"Saat ini yang dihadapi bukanlah Hasto Kristiyanto sebagai pribadi, tapi beliau adalah Sekjen PDI Perjuangan, jadi ini benar-benar upaya politisasi dan kriminalisasi," pungkasnya.
KPK Bantah Penetapan Tersangka Hasto Bentuk Politisasi
Sementara itu, Komisi Pemberantasan Korupsi (KPK) membantah pernyataan yang menyebut bahwa penetapan tersangka Hasto sebagai bentuk politisasi, apalagi untuk mengganggu jalannya Kongres VI PDIP.
Ketua KPK, Setyo Budiyanto memastikan bahwa penetapan Hasto sebagai tersangka merupakan murni penegakan hukum.
"Apakah penetapan ini ada politisasi? Ini sama jawabannya, murni penegakan hukum."
"Kemudian di kongres ada pihak-pihak yang akan mengganggu, selama ini ya, kami pimpinan, sama sekali tidak ada informasi, masukan, dan lain-lain, terkait masalah kongres atau segala macam," kata Setyo di Gedung Merah Putih KPK, Jakarta Selatan, Selasa.
Setyo mengatakan, proses ekspose atau gelar perkara terhadap perkara Hasto dihadiri oleh lima pimpinan, pada Jumat, 20 Desember 2024.
Selain lima pimpinan lengkap, seluruh direktorat dari Kedeputian Penindakan dan Eksekusi juga hadir secara lengkap.
"Sehingga menurut saya keputusannya diambil secara akurat dan itulah yang menjadi sprindik (surat perintah penyidikan) tersebut," kata Setyo.
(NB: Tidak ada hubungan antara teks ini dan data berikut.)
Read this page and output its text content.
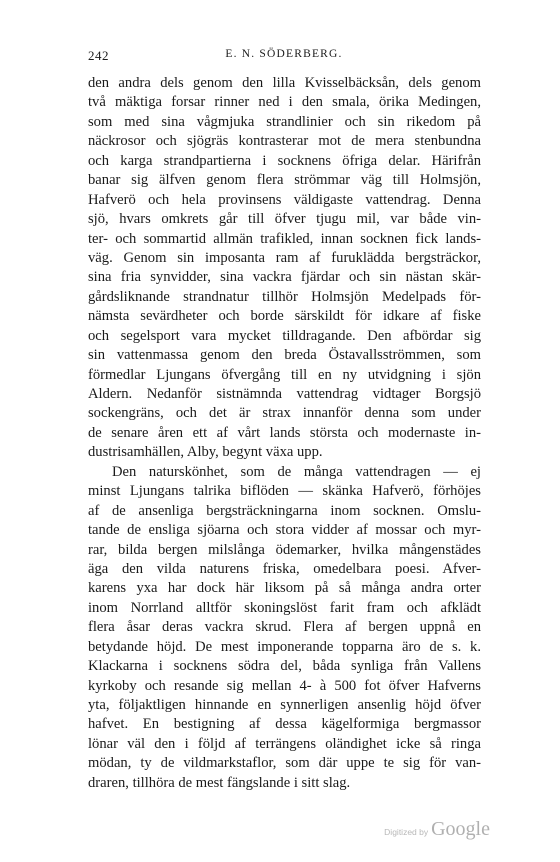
242	E. N. SÖDERBERG.
den andra dels genom den lilla Kvisselbäcksån, dels genom
två mäktiga forsar rinner ned i den smala, örika Medingen,
som med sina vågmjuka strandlinier och sin rikedom på
näckrosor och sjögräs kontrasterar mot de mera stenbundna
och karga strandpartierna i socknens öfriga delar. Härifrån
banar sig älfven genom flera strömmar väg till Holmsjön,
Hafverö och hela provinsens väldigaste vattendrag. Denna
sjö, hvars omkrets går till öfver tjugu mil, var både vin-
ter- och sommartid allmän trafikled, innan socknen fick lands-
väg. Genom sin imposanta ram af furuklädda bergsträckor,
sina fria synvidder, sina vackra fjärdar och sin nästan skär-
gårdsliknande strandnatur tillhör Holmsjön Medelpads för-
nämsta sevärdheter och borde särskildt för idkare af fiske
och segelsport vara mycket tilldragande. Den afbördar sig
sin vattenmassa genom den breda Östavallsströmmen, som
förmedlar Ljungans öfvergång till en ny utvidgning i sjön
Aldern. Nedanför sistnämnda vattendrag vidtager Borgsjö
sockengräns, och det är strax innanför denna som under
de senare åren ett af vårt lands största och modernaste in-
dustrisamhällen, Alby, begynt växa upp.
Den naturskönhet, som de många vattendragen — ej
minst Ljungans talrika biflöden — skänka Hafverö, förhöjes
af de ansenliga bergsträckningarna inom socknen. Omslu-
tande de ensliga sjöarna och stora vidder af mossar och myr-
rar, bilda bergen milslånga ödemarker, hvilka mångenstädes
äga den vilda naturens friska, omedelbara poesi. Afver-
karens yxa har dock här liksom på så många andra orter
inom Norrland alltför skoningslöst farit fram och afklädt
flera åsar deras vackra skrud. Flera af bergen uppnå en
betydande höjd. De mest imponerande topparna äro de s. k.
Klackarna i socknens södra del, båda synliga från Vallens
kyrkoby och resande sig mellan 4- à 500 fot öfver Hafverns
yta, följaktligen hinnande en synnerligen ansenlig höjd öfver
hafvet. En bestigning af dessa kägelformiga bergmassor
lönar väl den i följd af terrängens oländighet icke så ringa
mödan, ty de vildmarkstaflor, som där uppe te sig för van-
draren, tillhöra de mest fängslande i sitt slag.
Digitized by Google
Sebelumnya, Hasto ditetapkan tersangka dalam kasus dugaan suap pergantian antar waktu (PAW) anggota DPR yang melibatkan Harun Masiku.
Sebagai informasi, Harun Masiku merupakan politikus PDIP dan eks calon legislatif partai yang menjadi tersangka kasus suap tersebut.
Dalam hal ini, KPK menduga bahwa Hasto bersama Harun Masiku memberi suap kepada Wahyu Setiawan yang saat itu menjabat sebagai Komisioner KPU RI.
Surat perintah penyidikan atau sprindik penetapan Hasto sebagai tersangka bertanggal pada 23 Desember 2024.
Lalu, penetapan Hasto sebagai tersangka dilakukan setelah ekspose perkara pada 20 Desember 2024 atau setelah pimpinan baru KPK mengucapkan sumpah jabatan di hadapan Presiden Prabowo Subianto.
Berdasarkan surat yang diterima Tribunnews, dalam kasus ini, Hasto dijerat Pasal 5 ayat (1) huruf a atau Pasal 5 ayat (1) huruf b atau Pasal 13 UU Tipikor juncto Pasal 55 ayat (1) ke-1 KUHPidana.